Corticosteroids may exert a protective effect against premature endothelial senescence caused by oxidative stress—reduced senescence associated secretory phenotype involving Interferon-gamma (IFN-γ) inducible-protein-10 (IP-10) in patients with chronic obstructive pulmonary disease (COPD) on inhaled corticosteroids. (A) Human-umbilical-vein-endothelial cells (HUVECs) were cultured in the presence or absence of increasing doses of budesonide (10⁻¹⁰−10⁻⁶mol/L) or control vehicle (DMSO). Following 1-hour pretreatment, HUVECs were exposed to 50 µM of H₂O₂ for 1.5 hours to induce stress-induced premature senescence.
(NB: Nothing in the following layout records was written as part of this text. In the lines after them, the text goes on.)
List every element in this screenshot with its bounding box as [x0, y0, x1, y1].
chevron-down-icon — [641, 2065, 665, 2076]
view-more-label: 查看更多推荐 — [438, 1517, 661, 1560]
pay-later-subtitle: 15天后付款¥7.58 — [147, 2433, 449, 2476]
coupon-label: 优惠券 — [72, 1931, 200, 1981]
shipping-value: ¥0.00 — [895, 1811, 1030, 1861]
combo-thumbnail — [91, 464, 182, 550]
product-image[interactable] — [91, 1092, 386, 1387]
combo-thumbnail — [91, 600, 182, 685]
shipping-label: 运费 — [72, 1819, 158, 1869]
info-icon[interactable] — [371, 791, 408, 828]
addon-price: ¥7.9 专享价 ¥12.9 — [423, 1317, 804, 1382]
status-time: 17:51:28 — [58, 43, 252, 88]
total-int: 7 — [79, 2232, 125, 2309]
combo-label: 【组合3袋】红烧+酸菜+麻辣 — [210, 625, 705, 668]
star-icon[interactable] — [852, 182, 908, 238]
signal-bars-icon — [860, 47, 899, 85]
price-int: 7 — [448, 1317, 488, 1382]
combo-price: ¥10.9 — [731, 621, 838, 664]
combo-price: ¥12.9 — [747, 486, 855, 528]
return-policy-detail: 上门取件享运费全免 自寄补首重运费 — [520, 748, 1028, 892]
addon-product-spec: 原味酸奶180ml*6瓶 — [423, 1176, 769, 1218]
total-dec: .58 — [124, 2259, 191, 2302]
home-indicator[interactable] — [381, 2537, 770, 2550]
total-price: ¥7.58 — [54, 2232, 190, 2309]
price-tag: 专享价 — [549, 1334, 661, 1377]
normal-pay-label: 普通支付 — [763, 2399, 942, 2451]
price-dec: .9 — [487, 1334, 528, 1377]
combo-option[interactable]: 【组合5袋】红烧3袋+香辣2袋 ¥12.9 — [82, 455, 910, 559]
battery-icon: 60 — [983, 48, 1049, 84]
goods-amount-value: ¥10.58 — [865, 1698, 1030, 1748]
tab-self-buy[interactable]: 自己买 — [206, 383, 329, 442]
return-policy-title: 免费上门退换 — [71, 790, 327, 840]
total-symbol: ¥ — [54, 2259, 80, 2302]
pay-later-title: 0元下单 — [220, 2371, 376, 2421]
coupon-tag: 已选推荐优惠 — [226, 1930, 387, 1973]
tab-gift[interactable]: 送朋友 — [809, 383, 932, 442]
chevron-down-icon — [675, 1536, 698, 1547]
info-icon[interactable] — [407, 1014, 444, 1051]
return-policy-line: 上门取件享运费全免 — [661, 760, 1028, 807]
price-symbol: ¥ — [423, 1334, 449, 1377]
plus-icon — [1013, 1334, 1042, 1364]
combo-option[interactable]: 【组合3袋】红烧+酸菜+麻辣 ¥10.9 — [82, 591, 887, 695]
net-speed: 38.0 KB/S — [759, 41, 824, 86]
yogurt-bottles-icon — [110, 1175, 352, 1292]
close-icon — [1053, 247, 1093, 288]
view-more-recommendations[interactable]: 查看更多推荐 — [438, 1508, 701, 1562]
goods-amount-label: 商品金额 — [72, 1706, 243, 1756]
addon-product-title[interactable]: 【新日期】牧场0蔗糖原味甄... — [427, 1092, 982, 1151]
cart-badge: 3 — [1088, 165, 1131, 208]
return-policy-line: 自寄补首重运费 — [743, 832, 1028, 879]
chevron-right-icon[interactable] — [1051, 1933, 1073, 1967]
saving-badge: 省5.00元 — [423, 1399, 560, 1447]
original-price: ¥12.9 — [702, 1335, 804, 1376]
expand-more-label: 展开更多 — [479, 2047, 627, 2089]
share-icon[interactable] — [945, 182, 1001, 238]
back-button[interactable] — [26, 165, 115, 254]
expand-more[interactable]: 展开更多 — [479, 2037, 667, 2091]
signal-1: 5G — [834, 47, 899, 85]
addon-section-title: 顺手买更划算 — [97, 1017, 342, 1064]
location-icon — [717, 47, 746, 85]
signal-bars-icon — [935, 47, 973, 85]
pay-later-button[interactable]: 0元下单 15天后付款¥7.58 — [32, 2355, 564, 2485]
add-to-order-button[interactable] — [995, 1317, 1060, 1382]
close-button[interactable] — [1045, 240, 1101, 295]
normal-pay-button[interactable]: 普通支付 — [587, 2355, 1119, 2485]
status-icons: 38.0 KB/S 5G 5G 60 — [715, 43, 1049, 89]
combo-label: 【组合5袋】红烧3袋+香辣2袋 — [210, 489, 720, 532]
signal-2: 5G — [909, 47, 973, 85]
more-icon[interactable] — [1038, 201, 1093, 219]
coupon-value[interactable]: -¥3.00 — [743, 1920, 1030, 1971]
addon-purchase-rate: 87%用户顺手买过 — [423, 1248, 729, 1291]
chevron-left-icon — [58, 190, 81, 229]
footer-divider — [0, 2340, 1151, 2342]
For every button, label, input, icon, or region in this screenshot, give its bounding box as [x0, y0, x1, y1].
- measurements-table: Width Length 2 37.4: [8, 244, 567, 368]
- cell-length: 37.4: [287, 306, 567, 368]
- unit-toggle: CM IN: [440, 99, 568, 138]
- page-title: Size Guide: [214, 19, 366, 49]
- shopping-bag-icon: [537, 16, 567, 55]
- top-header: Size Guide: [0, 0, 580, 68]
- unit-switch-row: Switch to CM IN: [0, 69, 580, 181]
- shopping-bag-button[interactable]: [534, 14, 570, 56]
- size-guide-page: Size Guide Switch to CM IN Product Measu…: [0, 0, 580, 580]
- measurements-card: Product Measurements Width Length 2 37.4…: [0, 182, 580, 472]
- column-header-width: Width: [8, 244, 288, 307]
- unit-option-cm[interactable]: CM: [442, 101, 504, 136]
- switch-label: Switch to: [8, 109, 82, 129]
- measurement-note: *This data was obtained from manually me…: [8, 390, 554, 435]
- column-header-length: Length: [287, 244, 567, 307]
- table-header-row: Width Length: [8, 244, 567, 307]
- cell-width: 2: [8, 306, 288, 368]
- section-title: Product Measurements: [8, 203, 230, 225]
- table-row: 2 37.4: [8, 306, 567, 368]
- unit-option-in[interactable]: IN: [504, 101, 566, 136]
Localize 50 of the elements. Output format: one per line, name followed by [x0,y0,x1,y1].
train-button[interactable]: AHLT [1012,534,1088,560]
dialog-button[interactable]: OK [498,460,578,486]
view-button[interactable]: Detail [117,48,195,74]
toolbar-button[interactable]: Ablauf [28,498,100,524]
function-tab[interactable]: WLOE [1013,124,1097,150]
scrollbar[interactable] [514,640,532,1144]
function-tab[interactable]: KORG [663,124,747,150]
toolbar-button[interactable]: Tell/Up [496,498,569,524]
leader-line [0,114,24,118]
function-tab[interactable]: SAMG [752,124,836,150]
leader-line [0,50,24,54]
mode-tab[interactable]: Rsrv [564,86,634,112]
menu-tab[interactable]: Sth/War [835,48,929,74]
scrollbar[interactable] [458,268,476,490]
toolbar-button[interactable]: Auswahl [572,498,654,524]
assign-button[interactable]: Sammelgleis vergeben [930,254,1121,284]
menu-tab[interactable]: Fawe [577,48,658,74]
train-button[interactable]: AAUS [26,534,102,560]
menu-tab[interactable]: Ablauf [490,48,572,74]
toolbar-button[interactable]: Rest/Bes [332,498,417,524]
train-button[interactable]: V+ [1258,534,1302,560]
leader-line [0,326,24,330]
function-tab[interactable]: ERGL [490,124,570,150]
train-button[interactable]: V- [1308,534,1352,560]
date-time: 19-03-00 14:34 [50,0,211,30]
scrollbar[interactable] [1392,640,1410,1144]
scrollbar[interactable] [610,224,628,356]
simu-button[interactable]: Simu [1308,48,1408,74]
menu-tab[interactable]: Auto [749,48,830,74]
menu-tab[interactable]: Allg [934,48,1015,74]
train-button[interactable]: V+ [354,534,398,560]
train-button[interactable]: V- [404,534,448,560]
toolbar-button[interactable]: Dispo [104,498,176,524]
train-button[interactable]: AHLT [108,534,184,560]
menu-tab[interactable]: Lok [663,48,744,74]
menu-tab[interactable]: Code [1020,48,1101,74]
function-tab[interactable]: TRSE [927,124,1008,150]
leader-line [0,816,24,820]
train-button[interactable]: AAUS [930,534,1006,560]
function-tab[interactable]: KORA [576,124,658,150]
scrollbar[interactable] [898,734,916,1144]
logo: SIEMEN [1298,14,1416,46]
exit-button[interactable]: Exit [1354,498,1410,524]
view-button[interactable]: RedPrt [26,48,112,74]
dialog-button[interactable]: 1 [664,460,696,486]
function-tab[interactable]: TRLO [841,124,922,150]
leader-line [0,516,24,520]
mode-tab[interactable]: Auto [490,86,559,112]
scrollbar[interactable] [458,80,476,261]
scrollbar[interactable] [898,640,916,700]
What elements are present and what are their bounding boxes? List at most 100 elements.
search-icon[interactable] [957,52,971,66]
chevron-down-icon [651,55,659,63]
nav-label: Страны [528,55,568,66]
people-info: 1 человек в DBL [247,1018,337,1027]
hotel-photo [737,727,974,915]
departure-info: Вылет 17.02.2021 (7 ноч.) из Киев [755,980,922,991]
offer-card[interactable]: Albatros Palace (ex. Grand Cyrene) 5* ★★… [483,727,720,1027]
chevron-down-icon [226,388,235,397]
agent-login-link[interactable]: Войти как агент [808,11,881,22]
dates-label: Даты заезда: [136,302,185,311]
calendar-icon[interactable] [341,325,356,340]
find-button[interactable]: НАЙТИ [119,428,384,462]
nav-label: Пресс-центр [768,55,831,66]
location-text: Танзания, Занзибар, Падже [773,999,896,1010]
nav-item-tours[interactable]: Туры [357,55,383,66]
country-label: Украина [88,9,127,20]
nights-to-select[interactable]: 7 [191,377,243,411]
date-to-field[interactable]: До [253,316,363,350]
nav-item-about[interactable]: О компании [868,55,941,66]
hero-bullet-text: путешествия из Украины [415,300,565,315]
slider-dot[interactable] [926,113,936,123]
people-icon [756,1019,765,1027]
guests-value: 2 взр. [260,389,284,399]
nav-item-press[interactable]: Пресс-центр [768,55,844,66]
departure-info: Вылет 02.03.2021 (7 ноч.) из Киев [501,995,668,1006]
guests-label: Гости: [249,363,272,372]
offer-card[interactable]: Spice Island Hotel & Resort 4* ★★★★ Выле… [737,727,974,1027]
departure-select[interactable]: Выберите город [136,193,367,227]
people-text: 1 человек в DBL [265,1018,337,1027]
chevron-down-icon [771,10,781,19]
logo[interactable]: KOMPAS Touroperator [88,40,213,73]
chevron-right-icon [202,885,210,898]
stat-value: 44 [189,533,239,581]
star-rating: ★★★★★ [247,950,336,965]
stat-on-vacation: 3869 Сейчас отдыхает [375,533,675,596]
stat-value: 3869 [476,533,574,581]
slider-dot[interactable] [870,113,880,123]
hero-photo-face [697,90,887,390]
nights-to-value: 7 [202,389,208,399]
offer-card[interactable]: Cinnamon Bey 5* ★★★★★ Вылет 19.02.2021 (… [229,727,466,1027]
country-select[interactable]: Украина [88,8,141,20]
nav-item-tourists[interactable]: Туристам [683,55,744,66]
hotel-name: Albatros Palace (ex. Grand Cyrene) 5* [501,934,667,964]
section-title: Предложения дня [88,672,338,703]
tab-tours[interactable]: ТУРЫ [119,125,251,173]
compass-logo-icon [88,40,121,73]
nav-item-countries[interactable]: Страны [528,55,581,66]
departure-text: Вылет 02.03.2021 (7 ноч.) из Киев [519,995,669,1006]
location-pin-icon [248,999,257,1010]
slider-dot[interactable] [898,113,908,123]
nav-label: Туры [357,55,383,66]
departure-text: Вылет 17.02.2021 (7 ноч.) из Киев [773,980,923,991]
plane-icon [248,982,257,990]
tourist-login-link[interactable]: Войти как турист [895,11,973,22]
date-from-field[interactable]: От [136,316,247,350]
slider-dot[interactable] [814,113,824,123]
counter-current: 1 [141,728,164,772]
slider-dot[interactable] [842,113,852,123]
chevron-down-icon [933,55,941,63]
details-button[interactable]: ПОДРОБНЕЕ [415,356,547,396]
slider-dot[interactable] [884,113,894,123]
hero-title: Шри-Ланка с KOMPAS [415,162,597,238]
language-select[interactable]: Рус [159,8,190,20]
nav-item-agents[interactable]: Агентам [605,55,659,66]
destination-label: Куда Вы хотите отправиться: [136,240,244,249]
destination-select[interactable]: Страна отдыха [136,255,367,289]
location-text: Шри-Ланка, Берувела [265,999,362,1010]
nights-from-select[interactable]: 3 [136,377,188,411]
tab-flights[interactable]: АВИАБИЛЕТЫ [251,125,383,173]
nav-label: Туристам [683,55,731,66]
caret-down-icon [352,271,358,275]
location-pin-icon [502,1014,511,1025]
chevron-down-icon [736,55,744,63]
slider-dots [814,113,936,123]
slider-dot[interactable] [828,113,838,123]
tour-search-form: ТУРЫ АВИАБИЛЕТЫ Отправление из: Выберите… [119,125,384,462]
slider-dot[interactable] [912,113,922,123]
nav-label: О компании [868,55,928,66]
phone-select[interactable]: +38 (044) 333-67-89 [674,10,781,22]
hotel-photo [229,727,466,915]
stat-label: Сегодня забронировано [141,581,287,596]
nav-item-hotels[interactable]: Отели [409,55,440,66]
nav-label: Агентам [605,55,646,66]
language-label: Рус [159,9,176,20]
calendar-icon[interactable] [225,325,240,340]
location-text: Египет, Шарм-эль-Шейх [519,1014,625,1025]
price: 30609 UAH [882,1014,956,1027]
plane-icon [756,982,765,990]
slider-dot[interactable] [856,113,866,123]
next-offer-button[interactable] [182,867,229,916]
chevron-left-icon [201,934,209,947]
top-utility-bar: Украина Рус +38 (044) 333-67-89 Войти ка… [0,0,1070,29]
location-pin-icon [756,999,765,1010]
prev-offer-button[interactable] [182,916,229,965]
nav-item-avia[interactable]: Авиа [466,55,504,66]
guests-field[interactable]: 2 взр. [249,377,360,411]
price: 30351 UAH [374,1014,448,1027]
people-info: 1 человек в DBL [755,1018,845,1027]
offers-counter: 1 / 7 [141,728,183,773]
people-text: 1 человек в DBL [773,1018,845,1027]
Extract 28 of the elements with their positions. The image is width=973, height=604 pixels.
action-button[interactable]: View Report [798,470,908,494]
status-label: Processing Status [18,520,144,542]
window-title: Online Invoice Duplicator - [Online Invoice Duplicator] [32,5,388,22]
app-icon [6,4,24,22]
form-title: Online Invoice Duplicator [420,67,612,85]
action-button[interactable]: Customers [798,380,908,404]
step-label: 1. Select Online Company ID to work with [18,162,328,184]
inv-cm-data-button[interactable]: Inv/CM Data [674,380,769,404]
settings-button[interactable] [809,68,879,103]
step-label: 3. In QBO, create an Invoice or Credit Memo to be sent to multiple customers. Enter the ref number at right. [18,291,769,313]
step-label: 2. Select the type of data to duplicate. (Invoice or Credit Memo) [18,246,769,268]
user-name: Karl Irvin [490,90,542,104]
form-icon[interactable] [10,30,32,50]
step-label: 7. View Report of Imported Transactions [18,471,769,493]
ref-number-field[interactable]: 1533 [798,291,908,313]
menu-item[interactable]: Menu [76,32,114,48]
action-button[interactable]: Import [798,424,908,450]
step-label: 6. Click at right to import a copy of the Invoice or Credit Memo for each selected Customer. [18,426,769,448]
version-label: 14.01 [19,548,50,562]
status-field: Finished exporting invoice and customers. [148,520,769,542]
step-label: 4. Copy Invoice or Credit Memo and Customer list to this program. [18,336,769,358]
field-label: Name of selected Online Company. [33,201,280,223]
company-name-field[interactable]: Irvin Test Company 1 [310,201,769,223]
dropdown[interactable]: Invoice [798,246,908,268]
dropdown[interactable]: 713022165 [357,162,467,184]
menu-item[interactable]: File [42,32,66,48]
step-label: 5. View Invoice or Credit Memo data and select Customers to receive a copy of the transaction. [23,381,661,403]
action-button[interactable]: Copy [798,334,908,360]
SA-β-gal activity was measured after 72 hours from H₂O₂ treatment; n=3 (scale bars 100 µm). (B) Apoptosis was quantified by measuring caspase-3/7 Glo activity after 24 hours from H₂O₂ treatment as described in (A); n=3 (samples in triplicate). (C) γ-H2AX protein after 24 hours from H₂O₂ treatment as described in (A); n=3. (A–C) Friedman test followed by Dunn’s multiple comparison test. (D) HUVECs were stained for 53BP1 and for DRAQ5 (nuclear marker) at 60 min, 240 min, 24 hours or 48 hours after exposure to H₂O₂ treatment. The number of 53BP1 positive cells and the number of foci per cell were quantified (scale bars 20 µm). (E) IL-8 and IFN-γ-inducible protein 10 (IP-10 or CXCL10) were measured in supernatant samples from ECFC cultures under baseline conditions from non-smokers (n=5) and patients with COPD (n=8; n=5 COPD-ICS) by a Luminex assay. Pearson correlation coefficient of IL-8 and IP-10 with SA-b-gal activity. Reduced expression of IP-10 was observed in samples from patients with COPD on ICS compared with patients with COPD not receiving ICS; Kruskal-Wallis test followed by Dunn’s multiple comparison test. (F) Immunofluorescence staining for IP-10 (green) and p21 (cyan). DAPI (blue) was used as a nuclear marker and VE-cadherin (magenta) as an endothelial marker. At least 5 z-stack images and 20 cells per ECFC sample were analysed for IP-10 and p21 using a 63 × objective lens in ECFC from COPD-ICS (n=4) and COPD-no ICS (n=3) (scale bars = 20 µm); Mann-Whitney U test; ****p<0.0001. DMSO, Dimethyl sulfoxide; ECFC, endothelial colony forming cells; ICS, inhaled corticosteroids; IL-8, interleukin-8.